Evaluate each telescoping sum:
1) Sum from i = 1 to 100 of (5^i - 5^(i-1)).
I know that I could apply the (n(n+1))/2 summation rule to the 5^i part of the question and then plug in 100, but I am unsure what to do for the second half --> -5^(i-1)! Thank you for any help!
How about just writing down a few terms?
5^1 - 5^0
5^2 - 5^1
...
5^100 - 5^99
---------------
5^100 - 5^0
If you want to do it the hard way, you could note that
∑(a-b) = ∑a - ∑b
To evaluate the telescoping sum from i = 1 to 100 of (5^i - 5^(i-1)), we can simplify the expression and then apply the telescoping sum technique.
Let's start by simplifying the expression:
5^i - 5^(i-1) = 5^i - 5^(i-1)
= 5^i - (1/5) * 5^i
= 5^i * (1 - 1/5)
= 5^i * (4/5)
= (4/5) * 5^i
Now, let's express the telescoping sum:
S = (4/5) * 5^1 + (4/5) * 5^2 + (4/5) * 5^3 + ... + (4/5) * 5^100
To evaluate this sum, we can factor out the common term (4/5) and write it as:
S = (4/5) * (5^1 + 5^2 + 5^3 + ... + 5^100)
Now, let's try to find a pattern in the sum by examining a few terms:
The sum of the first two terms is 5^1 + 5^2, which can be written as:
5^1 + 5^2 = 5^1 * (1 + 5) = 6 * 5^1
The sum of the first three terms is 5^1 + 5^2 + 5^3:
5^1 + 5^2 + 5^3 = 5^1 * (1 + 5 + 25) = 31 * 5^1
Looking at the pattern, we can observe that the sum of the first n terms is:
5^1 + 5^2 + 5^3 + ... + 5^n = 5^1 * (1 + 5 + 5^2 + ... + 5^(n-1))
Using the formula for the sum of a geometric series, we can simplify this expression:
5^1 * (1 + 5 + 5^2 + ... + 5^(n-1)) = 5^1 * ((5^n - 1)/(5 - 1)) = 5^(n+1) - 5
Now, let's substitute this expression back into our sum S:
S = (4/5) * (5^1 * (1 + 5 + 5^2 + ... + 5^100))
= (4/5) * (5^(100+1) - 5)
= (4/5) * (5^101 - 5)
And there you have the evaluation of the telescoping sum from i = 1 to 100 of (5^i - 5^(i-1)).
To get the final numerical value, you can simply calculate (4/5) * (5^101 - 5) using a calculator.
To evaluate the telescoping sum from i = 1 to 100 of (5^i - 5^(i-1)), we can begin by simplifying the expression:
5^i - 5^(i-1) = 5^i - (5^i * 5^(-1)) = 5^i - (5^i / 5) = 5^i - (1/5) * 5^i.

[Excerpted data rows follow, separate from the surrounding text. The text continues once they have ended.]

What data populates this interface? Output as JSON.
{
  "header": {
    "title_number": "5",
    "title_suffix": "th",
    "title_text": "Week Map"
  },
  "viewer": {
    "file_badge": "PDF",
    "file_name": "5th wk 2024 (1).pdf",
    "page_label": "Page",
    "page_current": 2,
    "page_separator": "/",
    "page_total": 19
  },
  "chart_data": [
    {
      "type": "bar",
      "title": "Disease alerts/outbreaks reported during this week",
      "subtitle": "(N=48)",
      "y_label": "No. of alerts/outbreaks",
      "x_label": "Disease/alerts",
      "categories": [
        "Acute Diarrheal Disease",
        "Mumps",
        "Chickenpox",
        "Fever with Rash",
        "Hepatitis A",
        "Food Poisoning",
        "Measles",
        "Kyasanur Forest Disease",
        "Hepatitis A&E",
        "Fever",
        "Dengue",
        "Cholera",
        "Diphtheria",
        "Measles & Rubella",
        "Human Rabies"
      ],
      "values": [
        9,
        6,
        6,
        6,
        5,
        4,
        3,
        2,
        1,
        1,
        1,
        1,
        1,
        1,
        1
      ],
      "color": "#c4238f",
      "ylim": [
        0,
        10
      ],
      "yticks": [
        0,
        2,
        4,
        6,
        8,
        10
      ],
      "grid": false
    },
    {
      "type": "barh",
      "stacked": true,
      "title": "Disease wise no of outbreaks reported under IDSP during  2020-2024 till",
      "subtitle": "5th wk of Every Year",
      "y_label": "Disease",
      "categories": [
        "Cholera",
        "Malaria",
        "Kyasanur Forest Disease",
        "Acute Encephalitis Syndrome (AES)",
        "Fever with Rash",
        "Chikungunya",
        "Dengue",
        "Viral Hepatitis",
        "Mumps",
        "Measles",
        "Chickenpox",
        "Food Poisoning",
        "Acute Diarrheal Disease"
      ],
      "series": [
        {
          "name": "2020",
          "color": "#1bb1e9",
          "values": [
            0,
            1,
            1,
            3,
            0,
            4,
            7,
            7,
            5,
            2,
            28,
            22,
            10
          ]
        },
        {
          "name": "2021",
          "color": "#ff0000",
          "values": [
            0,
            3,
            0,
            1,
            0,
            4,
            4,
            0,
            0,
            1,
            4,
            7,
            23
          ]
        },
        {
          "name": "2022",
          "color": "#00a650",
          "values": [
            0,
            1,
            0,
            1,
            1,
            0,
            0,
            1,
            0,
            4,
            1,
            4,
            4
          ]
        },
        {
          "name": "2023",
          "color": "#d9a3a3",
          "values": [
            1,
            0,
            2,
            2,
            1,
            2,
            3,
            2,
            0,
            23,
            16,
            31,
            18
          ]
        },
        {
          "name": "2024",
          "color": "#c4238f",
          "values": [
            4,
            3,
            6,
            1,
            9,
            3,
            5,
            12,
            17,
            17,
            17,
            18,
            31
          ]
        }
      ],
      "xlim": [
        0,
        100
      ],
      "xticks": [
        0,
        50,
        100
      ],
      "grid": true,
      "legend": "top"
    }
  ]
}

Now, let's rewrite the sum using this new expression:
Sum from i = 1 to 100 of (5^i - 5^(i-1)) = Sum from i = 1 to 100 of (5^i - (1/5) * 5^i).
Next, we can factor out the common term 5^i from each term in the sum:
= Sum from i = 1 to 100 of (1 - (1/5)) * 5^i
= (1 - 1/5) * (Sum from i = 1 to 100 of 5^i)
The sum from i = 1 to 100 of 5^i can be evaluated using the formula for the sum of a geometric series:
Sum from i = 1 to n of r^i = (r^(n+1) - r) / (r - 1),
where n is the number of terms and r is the common ratio.
So, using this formula, the sum from i = 1 to 100 of 5^i can be written as:
(5^(100+1) - 5) / (5 - 1) = (5^101 - 5) / 4.
Finally, substituting this result back into the expression:
= (1 - 1/5) * (5^101 - 5) / 4
= 4/5 * (5^101 - 5) / 4
= (5^101 - 5) / 5.
Therefore, the evaluation of the telescoping sum is (5^101 - 5) / 5.